Con los no amigos, la discusión acaba pronto porque la cerramos fácilmente reafirmándolos en esa categoría estereotipada con la que cercenamos toda argumentación posible y que explica cualquier cosa: “es rojo”, “es facha”, “es catalán”, “es madrileño”, “es ateo”, “es mujer”, “es mayor”… Importa más quien lo dice que qué nos dice.
Con los amigos, la discusión también se zanja con rapidez, a veces con una broma, otras con un silencio. Lo que sea antes de hacerlo caer en la etiqueta del enemigo, porque nos cae bien, le tenemos cariño y nos podemos ir de copas. Como si pudiera haber amistad sin la capacidad de compartir pensamientos aunque sean contrarios.
En la política oficial, es fácil entender por qué ocurre. Eso de tener las cámaras siempre enfocando sobre uno debe producir confusión y acabar despistado sobre quién es tu verdadero interlocutor. Así que las peroratas no tienen, en absoluto, ninguna intención de convencer, seducir o convenir; al menos a aquellos que tienen delante. Están, en realidad, diseñadas para otro público: el de los espectadores, aunque siempre mediado por alguien más importante, el periodista que hará la crónica y, sobre todo, que pondrá el titular.
Sin embargo, es curioso que ya no podamos discutir en la calle o en las sobremesas tan típicamente españolas rehuyendo cualquier conversación política salvo si no estamos absolutamente convencidos de que van a darnos la razón sin fisuras.
Discutir de política es feo y ya no tiene ninguna utilidad. No hay ninguna sensación de avance, ni de resultado, ni de aprendizaje.
Somos incapaces de abstraernos en la reflexión y mucho menos de analizar nada más allá de las circunstancias coyunturales que rodean nuestra conversación.
Tal vez por ello, hablar de amnistía no es ver hasta qué punto se dan las razones de orden político y de carácter extraordinario para que se produzca este perdón, ni tampoco supone examinar si con ella se conseguiría un bien mayor o no; es solo apelar al carácter instrumental que tiene en este momento para un determinado partido político.

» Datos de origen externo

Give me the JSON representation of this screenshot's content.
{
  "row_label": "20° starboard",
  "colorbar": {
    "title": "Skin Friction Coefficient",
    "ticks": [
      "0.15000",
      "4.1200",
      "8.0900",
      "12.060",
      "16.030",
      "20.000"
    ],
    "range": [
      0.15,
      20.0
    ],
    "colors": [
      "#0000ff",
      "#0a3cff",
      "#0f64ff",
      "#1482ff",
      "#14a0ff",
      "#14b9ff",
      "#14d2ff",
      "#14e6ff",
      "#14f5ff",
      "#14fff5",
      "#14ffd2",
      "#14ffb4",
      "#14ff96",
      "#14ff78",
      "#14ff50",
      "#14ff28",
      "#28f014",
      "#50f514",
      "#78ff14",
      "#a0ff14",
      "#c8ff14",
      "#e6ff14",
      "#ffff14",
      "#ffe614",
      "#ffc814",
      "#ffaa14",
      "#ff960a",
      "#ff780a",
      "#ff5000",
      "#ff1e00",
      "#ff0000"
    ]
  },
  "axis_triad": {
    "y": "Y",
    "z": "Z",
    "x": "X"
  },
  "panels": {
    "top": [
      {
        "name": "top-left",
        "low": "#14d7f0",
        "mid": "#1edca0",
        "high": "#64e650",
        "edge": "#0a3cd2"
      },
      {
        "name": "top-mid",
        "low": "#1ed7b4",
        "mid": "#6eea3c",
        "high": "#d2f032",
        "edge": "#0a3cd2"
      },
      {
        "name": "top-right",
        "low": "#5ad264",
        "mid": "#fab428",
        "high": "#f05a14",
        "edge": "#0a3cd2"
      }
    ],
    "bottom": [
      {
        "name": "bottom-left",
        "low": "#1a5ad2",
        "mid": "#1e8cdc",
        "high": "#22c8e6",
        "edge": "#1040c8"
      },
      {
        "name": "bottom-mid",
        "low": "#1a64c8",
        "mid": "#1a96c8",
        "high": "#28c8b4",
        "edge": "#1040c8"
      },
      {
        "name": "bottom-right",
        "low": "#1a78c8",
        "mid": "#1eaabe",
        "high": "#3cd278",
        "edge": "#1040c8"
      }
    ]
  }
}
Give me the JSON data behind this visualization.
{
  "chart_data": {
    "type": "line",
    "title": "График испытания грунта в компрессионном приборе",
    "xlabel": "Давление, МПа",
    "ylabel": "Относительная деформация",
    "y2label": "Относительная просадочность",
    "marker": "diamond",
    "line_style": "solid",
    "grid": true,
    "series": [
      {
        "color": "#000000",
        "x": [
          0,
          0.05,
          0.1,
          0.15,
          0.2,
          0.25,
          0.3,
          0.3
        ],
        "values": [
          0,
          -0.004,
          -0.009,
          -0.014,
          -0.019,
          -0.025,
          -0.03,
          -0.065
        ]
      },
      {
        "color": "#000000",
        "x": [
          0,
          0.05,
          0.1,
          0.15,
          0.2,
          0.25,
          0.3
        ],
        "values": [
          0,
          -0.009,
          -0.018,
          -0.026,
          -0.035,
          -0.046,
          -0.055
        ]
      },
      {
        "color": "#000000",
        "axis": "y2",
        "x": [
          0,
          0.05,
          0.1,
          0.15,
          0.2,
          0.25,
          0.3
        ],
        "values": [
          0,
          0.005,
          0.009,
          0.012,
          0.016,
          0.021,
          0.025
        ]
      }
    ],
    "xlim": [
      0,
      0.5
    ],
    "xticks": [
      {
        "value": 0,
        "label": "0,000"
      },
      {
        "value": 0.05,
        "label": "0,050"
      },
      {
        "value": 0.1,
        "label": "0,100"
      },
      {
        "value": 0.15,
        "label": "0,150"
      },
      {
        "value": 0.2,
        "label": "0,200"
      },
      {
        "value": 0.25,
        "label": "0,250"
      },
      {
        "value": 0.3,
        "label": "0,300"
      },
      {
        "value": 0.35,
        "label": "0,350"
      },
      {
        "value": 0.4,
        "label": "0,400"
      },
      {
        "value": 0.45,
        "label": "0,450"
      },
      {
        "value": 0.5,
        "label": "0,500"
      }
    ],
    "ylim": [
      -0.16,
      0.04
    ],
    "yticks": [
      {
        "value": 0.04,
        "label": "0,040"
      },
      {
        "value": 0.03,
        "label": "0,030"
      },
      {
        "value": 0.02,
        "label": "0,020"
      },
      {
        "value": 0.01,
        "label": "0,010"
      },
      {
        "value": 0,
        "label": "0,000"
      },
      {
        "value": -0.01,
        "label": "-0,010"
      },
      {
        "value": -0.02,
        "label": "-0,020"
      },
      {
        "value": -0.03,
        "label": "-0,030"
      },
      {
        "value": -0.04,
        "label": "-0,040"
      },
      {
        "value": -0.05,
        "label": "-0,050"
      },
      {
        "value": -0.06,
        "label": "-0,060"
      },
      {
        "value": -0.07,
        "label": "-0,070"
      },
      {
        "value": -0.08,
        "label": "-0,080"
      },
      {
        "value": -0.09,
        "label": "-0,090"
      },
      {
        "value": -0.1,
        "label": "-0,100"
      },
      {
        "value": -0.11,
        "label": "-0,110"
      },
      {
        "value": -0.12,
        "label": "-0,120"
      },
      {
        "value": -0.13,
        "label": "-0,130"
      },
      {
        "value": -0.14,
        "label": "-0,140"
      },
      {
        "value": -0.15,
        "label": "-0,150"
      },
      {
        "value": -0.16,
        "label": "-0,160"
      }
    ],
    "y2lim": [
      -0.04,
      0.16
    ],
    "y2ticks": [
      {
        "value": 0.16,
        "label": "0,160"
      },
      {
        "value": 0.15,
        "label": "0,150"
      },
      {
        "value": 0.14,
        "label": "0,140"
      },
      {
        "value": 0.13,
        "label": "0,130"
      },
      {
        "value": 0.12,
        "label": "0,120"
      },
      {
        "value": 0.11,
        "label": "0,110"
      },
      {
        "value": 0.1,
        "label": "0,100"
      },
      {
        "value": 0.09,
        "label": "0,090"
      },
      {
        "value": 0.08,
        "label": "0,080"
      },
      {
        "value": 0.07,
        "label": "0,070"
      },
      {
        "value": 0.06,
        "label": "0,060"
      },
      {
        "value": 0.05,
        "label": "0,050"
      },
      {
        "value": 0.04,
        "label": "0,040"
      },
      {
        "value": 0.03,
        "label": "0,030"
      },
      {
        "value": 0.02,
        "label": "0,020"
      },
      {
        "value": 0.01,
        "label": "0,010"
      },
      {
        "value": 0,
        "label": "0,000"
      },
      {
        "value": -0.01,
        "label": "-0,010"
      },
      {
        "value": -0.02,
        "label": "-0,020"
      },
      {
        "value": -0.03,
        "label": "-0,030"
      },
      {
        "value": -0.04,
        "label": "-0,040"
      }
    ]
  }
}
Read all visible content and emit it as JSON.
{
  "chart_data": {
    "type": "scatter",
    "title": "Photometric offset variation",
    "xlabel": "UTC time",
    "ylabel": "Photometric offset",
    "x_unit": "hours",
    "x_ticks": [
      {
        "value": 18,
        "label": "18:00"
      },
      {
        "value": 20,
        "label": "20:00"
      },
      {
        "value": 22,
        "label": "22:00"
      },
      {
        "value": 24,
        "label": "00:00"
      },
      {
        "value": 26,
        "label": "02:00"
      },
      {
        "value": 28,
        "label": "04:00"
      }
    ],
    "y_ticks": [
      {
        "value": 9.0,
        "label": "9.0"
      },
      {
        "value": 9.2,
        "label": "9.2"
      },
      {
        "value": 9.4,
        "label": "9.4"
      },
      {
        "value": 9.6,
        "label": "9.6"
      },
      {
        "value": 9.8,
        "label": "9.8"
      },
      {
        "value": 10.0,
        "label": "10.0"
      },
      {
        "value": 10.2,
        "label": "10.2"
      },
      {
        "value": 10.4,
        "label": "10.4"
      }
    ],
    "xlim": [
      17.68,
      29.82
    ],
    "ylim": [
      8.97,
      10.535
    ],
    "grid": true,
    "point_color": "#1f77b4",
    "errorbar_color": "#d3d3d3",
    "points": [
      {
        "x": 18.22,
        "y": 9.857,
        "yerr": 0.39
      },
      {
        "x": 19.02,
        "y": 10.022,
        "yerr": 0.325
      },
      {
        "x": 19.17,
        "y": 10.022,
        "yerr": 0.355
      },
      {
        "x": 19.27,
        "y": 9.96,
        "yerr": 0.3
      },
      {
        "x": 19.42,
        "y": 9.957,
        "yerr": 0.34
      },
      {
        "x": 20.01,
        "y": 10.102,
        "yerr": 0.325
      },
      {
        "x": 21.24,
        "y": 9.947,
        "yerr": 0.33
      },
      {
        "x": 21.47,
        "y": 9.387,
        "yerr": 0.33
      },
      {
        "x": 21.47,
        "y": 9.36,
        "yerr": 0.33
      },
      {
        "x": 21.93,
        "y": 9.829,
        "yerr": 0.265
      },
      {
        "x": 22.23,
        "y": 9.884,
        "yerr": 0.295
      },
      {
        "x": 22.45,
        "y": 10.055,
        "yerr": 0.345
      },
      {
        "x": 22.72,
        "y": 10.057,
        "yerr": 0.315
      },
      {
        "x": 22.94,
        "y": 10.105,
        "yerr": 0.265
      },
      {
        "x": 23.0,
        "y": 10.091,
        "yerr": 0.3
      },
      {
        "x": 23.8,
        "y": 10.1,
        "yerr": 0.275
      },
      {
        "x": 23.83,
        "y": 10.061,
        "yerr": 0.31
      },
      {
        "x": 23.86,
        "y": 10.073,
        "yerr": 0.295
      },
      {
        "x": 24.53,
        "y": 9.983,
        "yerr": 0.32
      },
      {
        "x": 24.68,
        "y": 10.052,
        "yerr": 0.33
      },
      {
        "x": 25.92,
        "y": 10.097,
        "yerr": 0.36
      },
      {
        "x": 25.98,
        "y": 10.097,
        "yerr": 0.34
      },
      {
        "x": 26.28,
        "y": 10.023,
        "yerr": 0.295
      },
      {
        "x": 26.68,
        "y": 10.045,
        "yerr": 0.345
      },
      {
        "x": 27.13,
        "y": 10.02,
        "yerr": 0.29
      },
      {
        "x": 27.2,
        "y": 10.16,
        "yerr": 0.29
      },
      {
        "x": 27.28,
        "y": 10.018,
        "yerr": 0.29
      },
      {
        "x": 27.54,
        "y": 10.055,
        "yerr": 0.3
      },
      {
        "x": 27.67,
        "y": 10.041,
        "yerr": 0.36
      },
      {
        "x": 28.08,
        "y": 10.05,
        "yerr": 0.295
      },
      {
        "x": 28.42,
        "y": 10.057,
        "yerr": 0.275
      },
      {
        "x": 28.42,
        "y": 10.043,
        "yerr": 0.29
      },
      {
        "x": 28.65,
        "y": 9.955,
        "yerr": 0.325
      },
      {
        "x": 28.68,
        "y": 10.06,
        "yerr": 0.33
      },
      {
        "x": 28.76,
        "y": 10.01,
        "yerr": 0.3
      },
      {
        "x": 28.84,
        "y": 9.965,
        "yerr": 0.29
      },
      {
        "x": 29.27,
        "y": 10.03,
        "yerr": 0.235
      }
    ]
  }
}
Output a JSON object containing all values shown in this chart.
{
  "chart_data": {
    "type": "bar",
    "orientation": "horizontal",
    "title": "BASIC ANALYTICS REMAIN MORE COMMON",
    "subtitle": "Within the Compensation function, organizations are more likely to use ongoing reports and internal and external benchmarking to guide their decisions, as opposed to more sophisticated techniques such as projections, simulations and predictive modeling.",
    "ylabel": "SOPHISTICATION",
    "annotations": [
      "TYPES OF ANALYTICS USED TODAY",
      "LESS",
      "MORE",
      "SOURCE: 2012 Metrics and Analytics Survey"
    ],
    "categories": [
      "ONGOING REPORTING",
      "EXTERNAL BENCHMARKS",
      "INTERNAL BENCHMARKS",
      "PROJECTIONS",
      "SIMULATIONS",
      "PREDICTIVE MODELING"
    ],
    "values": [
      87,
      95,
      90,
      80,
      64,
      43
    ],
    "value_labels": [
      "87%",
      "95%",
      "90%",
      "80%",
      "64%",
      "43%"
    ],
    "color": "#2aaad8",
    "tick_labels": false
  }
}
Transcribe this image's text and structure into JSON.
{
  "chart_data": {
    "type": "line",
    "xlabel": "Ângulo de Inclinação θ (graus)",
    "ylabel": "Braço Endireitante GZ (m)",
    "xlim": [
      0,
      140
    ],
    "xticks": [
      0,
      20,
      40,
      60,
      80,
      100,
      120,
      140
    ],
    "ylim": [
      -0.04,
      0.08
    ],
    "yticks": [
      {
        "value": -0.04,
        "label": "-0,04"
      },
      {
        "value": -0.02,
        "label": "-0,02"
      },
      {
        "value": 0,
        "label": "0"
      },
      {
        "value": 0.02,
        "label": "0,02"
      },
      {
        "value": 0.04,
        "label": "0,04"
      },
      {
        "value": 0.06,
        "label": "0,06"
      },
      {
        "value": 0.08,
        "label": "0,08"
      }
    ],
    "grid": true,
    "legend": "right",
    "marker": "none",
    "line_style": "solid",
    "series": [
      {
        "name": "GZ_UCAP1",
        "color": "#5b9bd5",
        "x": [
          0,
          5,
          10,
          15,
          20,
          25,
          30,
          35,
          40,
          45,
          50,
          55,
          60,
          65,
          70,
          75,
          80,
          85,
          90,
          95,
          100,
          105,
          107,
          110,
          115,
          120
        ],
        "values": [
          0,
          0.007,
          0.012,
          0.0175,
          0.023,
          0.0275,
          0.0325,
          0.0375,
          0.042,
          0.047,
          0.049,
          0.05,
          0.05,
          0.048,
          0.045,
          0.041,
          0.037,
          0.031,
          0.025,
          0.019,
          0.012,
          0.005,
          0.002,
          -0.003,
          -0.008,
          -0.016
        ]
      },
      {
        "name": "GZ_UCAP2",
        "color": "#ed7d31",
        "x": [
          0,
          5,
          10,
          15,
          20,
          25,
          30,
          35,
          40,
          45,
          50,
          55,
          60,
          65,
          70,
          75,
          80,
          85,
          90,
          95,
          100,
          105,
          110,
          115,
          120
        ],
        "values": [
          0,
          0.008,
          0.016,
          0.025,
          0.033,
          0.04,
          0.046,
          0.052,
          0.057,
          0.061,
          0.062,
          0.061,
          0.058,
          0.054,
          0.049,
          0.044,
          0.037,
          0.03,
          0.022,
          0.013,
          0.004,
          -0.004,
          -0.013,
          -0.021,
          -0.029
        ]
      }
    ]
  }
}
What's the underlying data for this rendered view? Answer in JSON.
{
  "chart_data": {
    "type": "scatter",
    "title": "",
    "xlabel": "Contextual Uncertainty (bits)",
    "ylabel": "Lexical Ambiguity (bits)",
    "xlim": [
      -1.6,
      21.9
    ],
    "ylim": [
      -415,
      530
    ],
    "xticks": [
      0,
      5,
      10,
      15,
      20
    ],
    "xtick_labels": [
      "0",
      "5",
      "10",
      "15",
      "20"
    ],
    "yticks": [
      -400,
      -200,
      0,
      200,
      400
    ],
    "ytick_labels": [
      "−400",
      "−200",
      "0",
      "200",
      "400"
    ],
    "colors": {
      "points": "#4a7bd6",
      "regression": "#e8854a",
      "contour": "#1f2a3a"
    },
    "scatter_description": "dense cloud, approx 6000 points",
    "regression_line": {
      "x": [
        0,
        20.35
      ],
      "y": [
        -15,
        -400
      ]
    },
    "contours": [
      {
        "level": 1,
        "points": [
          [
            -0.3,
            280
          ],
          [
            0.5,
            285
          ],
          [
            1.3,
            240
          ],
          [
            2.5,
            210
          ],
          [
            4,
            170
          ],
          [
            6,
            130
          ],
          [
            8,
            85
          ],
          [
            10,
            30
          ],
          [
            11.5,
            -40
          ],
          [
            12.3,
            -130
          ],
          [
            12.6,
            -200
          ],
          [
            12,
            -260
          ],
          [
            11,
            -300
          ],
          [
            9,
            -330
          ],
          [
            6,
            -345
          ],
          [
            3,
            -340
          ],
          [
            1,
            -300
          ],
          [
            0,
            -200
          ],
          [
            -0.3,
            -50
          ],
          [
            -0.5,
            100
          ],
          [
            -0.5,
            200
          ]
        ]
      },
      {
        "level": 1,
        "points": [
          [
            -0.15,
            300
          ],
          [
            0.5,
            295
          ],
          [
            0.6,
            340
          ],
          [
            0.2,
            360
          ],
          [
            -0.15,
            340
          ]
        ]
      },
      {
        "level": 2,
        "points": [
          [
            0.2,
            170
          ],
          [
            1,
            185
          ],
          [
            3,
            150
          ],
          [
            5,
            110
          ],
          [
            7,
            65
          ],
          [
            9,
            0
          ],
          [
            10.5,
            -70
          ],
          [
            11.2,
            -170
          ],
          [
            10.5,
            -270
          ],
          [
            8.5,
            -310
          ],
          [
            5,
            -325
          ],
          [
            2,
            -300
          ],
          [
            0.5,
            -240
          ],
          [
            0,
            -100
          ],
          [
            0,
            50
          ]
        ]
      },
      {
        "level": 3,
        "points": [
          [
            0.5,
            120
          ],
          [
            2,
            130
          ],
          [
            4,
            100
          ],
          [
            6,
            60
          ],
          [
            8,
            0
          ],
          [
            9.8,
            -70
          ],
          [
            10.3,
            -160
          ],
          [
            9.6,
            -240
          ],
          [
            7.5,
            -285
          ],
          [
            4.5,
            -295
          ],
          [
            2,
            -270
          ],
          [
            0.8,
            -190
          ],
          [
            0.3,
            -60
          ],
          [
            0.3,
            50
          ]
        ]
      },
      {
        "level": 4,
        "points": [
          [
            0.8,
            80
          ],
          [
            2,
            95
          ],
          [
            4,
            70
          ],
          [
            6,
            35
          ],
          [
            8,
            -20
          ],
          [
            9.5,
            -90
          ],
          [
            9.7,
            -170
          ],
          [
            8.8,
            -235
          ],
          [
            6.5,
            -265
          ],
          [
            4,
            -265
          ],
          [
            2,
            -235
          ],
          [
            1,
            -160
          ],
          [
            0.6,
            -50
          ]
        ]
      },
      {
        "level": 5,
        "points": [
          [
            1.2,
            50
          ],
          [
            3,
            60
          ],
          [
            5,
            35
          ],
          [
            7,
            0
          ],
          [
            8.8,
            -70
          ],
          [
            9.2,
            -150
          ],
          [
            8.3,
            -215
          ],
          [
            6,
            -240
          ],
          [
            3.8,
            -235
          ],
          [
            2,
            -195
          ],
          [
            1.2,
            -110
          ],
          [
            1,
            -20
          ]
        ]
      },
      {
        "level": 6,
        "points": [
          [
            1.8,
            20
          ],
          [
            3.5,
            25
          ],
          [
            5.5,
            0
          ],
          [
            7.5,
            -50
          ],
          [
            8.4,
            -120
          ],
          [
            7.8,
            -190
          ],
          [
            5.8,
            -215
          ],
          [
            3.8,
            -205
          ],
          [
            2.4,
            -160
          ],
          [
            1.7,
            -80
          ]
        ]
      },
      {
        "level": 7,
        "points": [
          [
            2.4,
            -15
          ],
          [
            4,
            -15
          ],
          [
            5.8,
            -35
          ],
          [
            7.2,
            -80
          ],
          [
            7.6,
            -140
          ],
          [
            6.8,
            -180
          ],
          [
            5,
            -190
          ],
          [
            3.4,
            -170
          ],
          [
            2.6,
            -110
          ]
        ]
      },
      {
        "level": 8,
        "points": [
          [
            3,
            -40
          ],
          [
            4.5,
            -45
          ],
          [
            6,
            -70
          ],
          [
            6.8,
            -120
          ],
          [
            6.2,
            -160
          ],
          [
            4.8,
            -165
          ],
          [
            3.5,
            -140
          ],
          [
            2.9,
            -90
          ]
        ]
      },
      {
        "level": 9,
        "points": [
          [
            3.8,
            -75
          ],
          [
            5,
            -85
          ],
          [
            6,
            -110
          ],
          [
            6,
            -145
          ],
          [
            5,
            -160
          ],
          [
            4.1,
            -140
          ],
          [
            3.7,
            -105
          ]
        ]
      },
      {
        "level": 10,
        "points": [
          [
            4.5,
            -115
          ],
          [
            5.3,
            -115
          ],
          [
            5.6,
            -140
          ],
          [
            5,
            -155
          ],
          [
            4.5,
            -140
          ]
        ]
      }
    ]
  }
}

Tampoco permitir el uso de otros idiomas en el Congreso de los Diputados tiene que ver con el reconocimiento de la riqueza idiomática de un país, ni queda claro si es un ejercicio de tolerancia y convivencia o, todo lo contrario; es solo una moneda de cambio con fines espurios.
Y sentarse a hablar con determinados diputados no va a generar un programa político para cuatro años que supondrá cambios para los ciudadanos en educación, sanidad, economía, empleo, ciencia… es solo la manera de conseguir una presidencia.
Pero, no importa, mañana será otro día, gracias a que existen gallos que cantan.